The series centers on the main character, Alexandra Trese, a detective, healer, and warrior who bridges the gap between the world of humans and the world of Filipino mythical creatures. When the police try to solve crimes that turn out weird, they call on Trese to help them.

Set in Metro Manila, Trese and her twin aides, Crispin and Basilio, solve mysteries involving Filipino mythical creatures such as the tikbalang, nuno, aswang, tiyanak, etc. It’s like having a female Constantine being helped by a Commissioner-Gordon-like Captain Guerrero and the twin aides remind you of Men in Black.

I’m not surprised. In an interview/round-table talk, creator Budjette Tan admitted that his original plan was to have Trese as a male character. But since there are many male superheroes, he changed his mind and made it female.

Each episode covers a story around a creature and as we uncover the truth behind the crime, we also learn more about Trese’s mysterious past. Unlike other crime/detective series where each story is episodic, Trese’s episodes are tied into Alexandra’s backstory. One would keep holding on to the question about Trese’s true identity.

Also, the recurring theme of family and balance of power keep the series consistent.

The animation is good in bringing out details of color, action, blood, and gore.
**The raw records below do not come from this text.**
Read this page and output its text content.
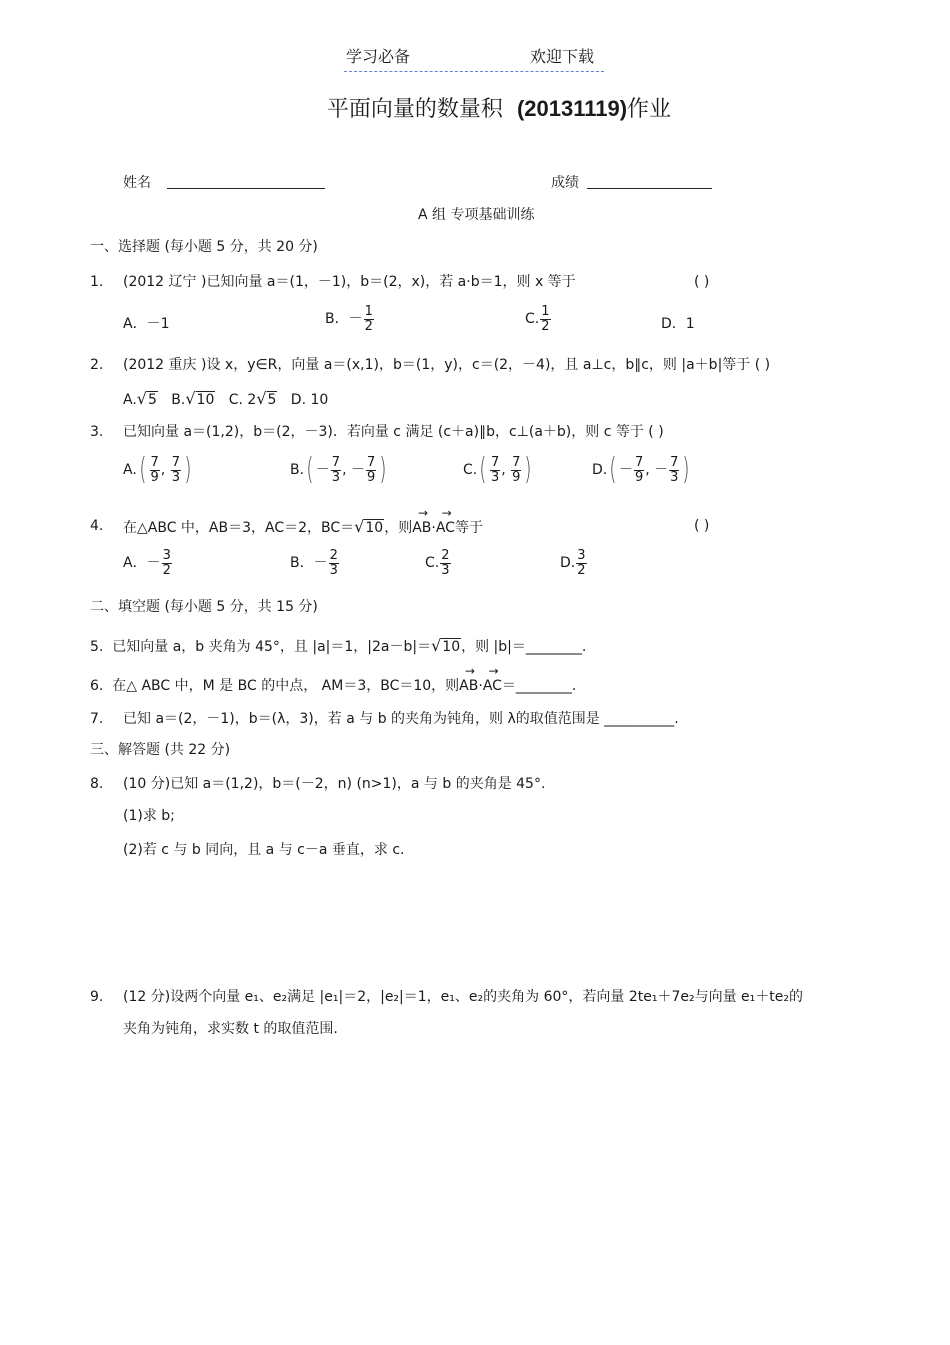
学习必备	欢迎下载
平面向量的数量积 (20131119)作业
姓名	成绩
A 组 专项基础训练
一、选择题 (每小题 5 分，共 20 分)
1. (2012 辽宁 )已知向量 a＝(1，－1)，b＝(2，x)，若 a·b＝1，则 x 等于	( )
A．－1	B．－ $\frac{1}{2}$	C. $\frac{1}{2}$	D．1
2. (2012 重庆 )设 x，y∈R，向量 a＝(x,1)，b＝(1，y)，c＝(2，－4)，且 a⊥c，b∥c，则 |a＋b|等于 ( )
A.√5 B.√10 C. 2√5 D. 10
3. 已知向量 a＝(1,2)，b＝(2，－3)．若向量 c 满足 (c＋a)∥b，c⊥(a＋b)，则 c 等于 ( )
$A.( \frac{7}{9}$ , $\frac{7}{3}$ )	$B.( - \frac{7}{3}$ , － $\frac{7}{9}$ )	$C.( \frac{7}{3}$ , $\frac{7}{9}$ )	$D.( - \frac{7}{9}$ , － $\frac{7}{3}$ )
4. 在△ABC 中，AB＝3，AC＝2，BC＝√10，则→ AB·→ AC等于	( )
A．－ $\frac{3}{2}$	B．－ $\frac{2}{3}$	C. $\frac{2}{3}$	D. $\frac{3}{2}$
二、填空题 (每小题 5 分，共 15 分)
5. 已知向量 a，b 夹角为 45°，且 |a|＝1，|2a－b|＝√10，则 |b|＝________.
6. 在△ ABC 中，M 是 BC 的中点， AM＝3，BC＝10，则→ AB·→ AC＝________.
7. 已知 a＝(2，－1)，b＝(λ，3)，若 a 与 b 的夹角为钝角，则 λ的取值范围是 __________.
三、解答题 (共 22 分)
8. (10 分)已知 a＝(1,2)，b＝(－2，n) (n>1)，a 与 b 的夹角是 45°.
(1)求 b;
(2)若 c 与 b 同向，且 a 与 c－a 垂直，求 c.
9. (12 分)设两个向量 e₁、e₂满足 |e₁|＝2，|e₂|＝1，e₁、e₂的夹角为 60°，若向量 2te₁＋7e₂与向量 e₁＋te₂的
夹角为钝角，求实数 t 的取值范围.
The predominantly red and black tones show how the series could be a film noir while it deals with social issues like corruption, police brutality, etc. It’s labeled as a horror anime but the horror element comes from the appearance of these creatures and the blood and gore that comes with killing them.

Aside from featuring familiar sites and buildings, one could sense the Filipino culture by hearing Filipino terms and phrases which the producers intentionally retained.

I watched the Tagalog version and then switched to the English version. The voice acting of Liza Soberano (in Filipino) and Shay Mitchell (in English) is okay with me although I found their voice acting a little bit off in a few areas. Hey, these two ladies are half-Filipinos so I’d excuse them for that.

The series has only six episodes of around thirty minutes each. It is like watching a movie cut into episodes. Thus, binge-watching it would only take a few hours. I always believe that one season is equivalent to at least 13 episodes. Thus, I found wanting more.

Overall, I would rate this as 5 out of 5 stars for bringing out the Filipino talent in the spotlight. This could be an ambitious attempt at bringing Filipino culture to the mainstream media. But I am glad that Netflix took the chance and tagged this project as “a Netflix original”.